Gün Gelir Alacağım İntikamı Planlarım
Sonra O An Gelir, Patlarım
Dediğim Gibi, Son Göreceğin Yüz
Son Duyacağın Söz Ben Olurum
Şimdi Kim Kaybeden, Kim Kazanan?
~ Doğan Soysal ~
🥀
Gecenin birinde doktora telefon açıp Elif'le ilgilenmesini söyledim, geldiğinde vücudunun hiç yemek yemediğini vücudunun zayıf düştüğünü ve kolundaki çatlakları söyleyince sinirlerim gerilmişti diz kapağında eziklik vardı boyun kemiğini geçiyorum bile!
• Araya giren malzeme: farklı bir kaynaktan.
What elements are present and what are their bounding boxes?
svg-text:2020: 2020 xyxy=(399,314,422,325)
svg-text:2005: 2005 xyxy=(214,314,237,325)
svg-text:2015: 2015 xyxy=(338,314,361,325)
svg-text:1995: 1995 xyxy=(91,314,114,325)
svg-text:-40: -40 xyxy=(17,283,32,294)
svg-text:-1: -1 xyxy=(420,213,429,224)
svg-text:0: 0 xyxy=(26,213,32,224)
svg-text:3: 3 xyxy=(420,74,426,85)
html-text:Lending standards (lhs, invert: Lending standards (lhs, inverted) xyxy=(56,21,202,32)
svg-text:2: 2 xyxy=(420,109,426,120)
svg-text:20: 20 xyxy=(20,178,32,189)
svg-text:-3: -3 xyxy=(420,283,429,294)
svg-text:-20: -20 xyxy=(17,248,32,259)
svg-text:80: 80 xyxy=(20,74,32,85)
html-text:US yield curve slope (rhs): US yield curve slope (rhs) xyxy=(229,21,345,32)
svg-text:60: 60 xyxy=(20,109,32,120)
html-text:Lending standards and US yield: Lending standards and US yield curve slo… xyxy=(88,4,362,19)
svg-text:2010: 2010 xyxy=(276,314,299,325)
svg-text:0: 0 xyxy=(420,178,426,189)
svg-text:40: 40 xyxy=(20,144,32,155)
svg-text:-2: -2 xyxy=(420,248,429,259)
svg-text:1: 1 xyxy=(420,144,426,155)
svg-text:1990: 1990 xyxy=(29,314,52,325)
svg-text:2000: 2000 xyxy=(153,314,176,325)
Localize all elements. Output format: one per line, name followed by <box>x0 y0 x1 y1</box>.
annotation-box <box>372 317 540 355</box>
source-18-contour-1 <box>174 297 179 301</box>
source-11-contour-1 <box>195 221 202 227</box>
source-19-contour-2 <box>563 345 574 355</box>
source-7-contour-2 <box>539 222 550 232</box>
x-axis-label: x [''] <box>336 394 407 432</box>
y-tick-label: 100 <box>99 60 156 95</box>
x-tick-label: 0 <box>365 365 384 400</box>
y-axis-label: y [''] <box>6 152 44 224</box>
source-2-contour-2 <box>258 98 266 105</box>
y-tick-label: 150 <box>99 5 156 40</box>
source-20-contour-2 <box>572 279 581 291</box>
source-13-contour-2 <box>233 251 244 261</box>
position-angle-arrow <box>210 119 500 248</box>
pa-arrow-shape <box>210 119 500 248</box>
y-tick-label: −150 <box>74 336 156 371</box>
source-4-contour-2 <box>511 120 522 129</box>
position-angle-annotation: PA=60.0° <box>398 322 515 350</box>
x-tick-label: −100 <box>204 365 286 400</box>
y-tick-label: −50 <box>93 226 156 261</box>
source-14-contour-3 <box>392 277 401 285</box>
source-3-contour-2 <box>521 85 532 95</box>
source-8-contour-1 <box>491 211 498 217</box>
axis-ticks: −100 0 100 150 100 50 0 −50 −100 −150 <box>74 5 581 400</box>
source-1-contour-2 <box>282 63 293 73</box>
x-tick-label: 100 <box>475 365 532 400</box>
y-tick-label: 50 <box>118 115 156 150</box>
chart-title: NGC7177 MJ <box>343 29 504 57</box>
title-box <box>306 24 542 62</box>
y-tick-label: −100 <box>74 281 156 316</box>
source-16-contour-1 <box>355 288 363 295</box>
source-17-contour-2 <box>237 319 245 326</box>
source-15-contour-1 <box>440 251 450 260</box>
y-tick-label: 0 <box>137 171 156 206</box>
Boyunluk takılmış aynı zaman da diz kapağı ve çatlak olan kolu sarılmış kolunda iki serumla yatağımda yatıyordu biri vitamin için diğeri normal serumdu ağrılarını kesen ve sakinleştirici etkisi olduğunu iddia edip serumu takmış olsa da benim içime yine sinmiyordu yüzü ve şu anki görüşünü o kadar berbattı ki acı çekmeyip serumların ağrılarını kestiğine inanasım mümkün değildi, dişlerimi sıkıp nazikçe elini tuttum gözünün biri morarmış ve kapalıydı dudağının ve kaşının üzerinde yarıklar vardı kremle sürülmenin ardından yara bandıyla sarılmıştı Kaan yanımda duruyordu sinirlerim daha çok gerilmiş onları öldürmek için can atıyordum ciğerlerim parçalanıyordu onu böyle gördüğümde, uyanmaması için kısık sesle konuştum. "Geriye dönüp hepsinin işini bitirmem gerek hemde şimdi!"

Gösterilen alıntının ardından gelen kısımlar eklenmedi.